2-2 キャラメイク2
結局まったりすることを選んだ。
別にトッププレイヤーを目指しているわけでもないし、このゲームは友達に誘われてやりはじめたけれど、それまで乗り気じゃなかったのだ。『ゲームは遊びじゃない!』と言う人達もいるけれど、それはその人のプレイスタイルでいいと思う。自分の場合は、ここでまったりするのも楽しいかな、とそう思っただけだ。
キャラクーメイクの謎の転生部屋よろしい謎の真っ白空間で、さらに白い椅子と白いテーブルで温かい紅茶をストレートでいただきながらお茶をしているゲーマーがかつて居ただろうか。いやない。
というか、VRMMOゲーム自体が世界で初めてなので無いはずだ。医療用とか軍用は分からないが。
あたたかな湯気を出す紅茶は、今まで現実で飲んだことのないくらい良い香りと爽やかな味がした。紅茶は渋みが苦手だったが、この紅茶は渋みが少なく、色も自分が知っている紅茶とは違い薄い色をしている。これも現実にあるものなのだろうか。物凄く味覚の再現度も高いことがうかがえる。

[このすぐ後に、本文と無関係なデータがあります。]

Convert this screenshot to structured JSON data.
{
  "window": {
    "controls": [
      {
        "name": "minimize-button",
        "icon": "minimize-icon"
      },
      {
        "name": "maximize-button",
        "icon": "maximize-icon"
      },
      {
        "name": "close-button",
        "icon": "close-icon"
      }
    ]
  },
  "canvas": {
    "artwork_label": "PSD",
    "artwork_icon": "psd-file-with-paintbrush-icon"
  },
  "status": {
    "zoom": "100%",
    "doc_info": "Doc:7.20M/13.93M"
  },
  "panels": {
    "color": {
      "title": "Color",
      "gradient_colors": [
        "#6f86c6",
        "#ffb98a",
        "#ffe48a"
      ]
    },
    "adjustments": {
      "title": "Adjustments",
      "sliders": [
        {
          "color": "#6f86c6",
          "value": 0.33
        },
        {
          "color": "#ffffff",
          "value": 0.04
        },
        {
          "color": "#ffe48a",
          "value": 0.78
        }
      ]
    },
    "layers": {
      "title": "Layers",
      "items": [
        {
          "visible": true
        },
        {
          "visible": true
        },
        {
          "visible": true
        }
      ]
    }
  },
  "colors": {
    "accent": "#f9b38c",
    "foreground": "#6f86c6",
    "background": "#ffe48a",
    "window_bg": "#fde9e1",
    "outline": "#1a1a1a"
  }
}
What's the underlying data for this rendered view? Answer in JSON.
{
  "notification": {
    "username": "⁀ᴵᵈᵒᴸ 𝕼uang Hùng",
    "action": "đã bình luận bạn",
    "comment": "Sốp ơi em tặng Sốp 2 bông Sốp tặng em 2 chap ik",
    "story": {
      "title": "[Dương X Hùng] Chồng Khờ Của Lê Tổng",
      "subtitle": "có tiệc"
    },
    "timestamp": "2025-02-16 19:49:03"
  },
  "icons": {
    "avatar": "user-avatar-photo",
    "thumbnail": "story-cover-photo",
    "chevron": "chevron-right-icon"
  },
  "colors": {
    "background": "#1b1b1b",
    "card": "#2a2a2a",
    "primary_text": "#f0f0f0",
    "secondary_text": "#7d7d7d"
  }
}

温かさにどこかホッとしたんだろう。余計な事も考えだしたので、今は種族について考えることにする。
半分見た現在、まとめると①人族 ②古代族 ③水棲族 ④人工遺物族 ⑤小人族 だった。このゲームに明確なジョブ縛りや役割分けがあるかは疑問だが攻撃職にしてDPSを出したい。メモ帳に順番に書いていくと、普通のメモ帳と遜色がなくてまた驚く。これは現実とVRの区別がつきにくくて大丈夫かなと思ってしまう。ただ、一つ違うのが万年筆みたいなペンなので少し書きづらい。書き慣れていないだけで紙は普通のメモ帳だった。
気を取り直し、自分が今のところ選ぶ種族は①人族もしくは④人工遺物族。大穴で③水棲族といったところか。③水棲族をあえて選び水の中をひっそり旅して廻るのも一つの楽しみ方ではアリだけど、友達とべったりじゃなくてもいいので時々は遊びたいので③水棲族は却下する。
普通に①人族もしくは④人工遺物族。何となく今のところは④人工遺物族の方に興味があるかな。でも、初めて見た種族だから浮かれているだけかもしれない、と心する。まだ、半分なので紅茶も飲み終わったし残りの種族も見ることにしようか。
6番目の影の前にくる。初めから少し気にはなっていたが、この6番目の影、そのまんま人型の影なのである。影がゲシュタルト崩壊を起こしそうだが、強いて言えば・・・そう、「かげおくりの絵本」に出てきそうな、そのまんまデフォルメの『影』なのだ。トイレの標識の青い奴や赤い奴でもいい。
さて、どんな姿が拝めるのか?
・・・ジワリ・・・と影が変化し・・・
・・・・・・・・・・・・・・影のままだった。全く変わらなかった。ぺラい。黒い影が自立しているところは違和感がマッハである。目を背けつつポップアップを見ると《影族》と書かれていた。そのままである。仲間同士の結束が強く、繁殖力の低さから仲間殺しが最大の禁忌であるという。好戦的・高圧的・直情的な性格傾向にあり、攻撃力が強いことから町の警備などについていることが多いのだという。優れた影族は影の厚み(存在力)が増し、人化の術を取得する者もいるとか。直情型で不器用なので盗賊には向かないらしい。これはまた色物種族が出てきた。とんでもない者に化けるか、とんでもなく使い勝手が悪そうか、どちらにしても癖がかなり強いだろう。仲間同士の結束が強いというのも意味深である。だが、攻撃力が強いというのはプレイスタイル的に魅力だった。メモ帳にチェックをしておく。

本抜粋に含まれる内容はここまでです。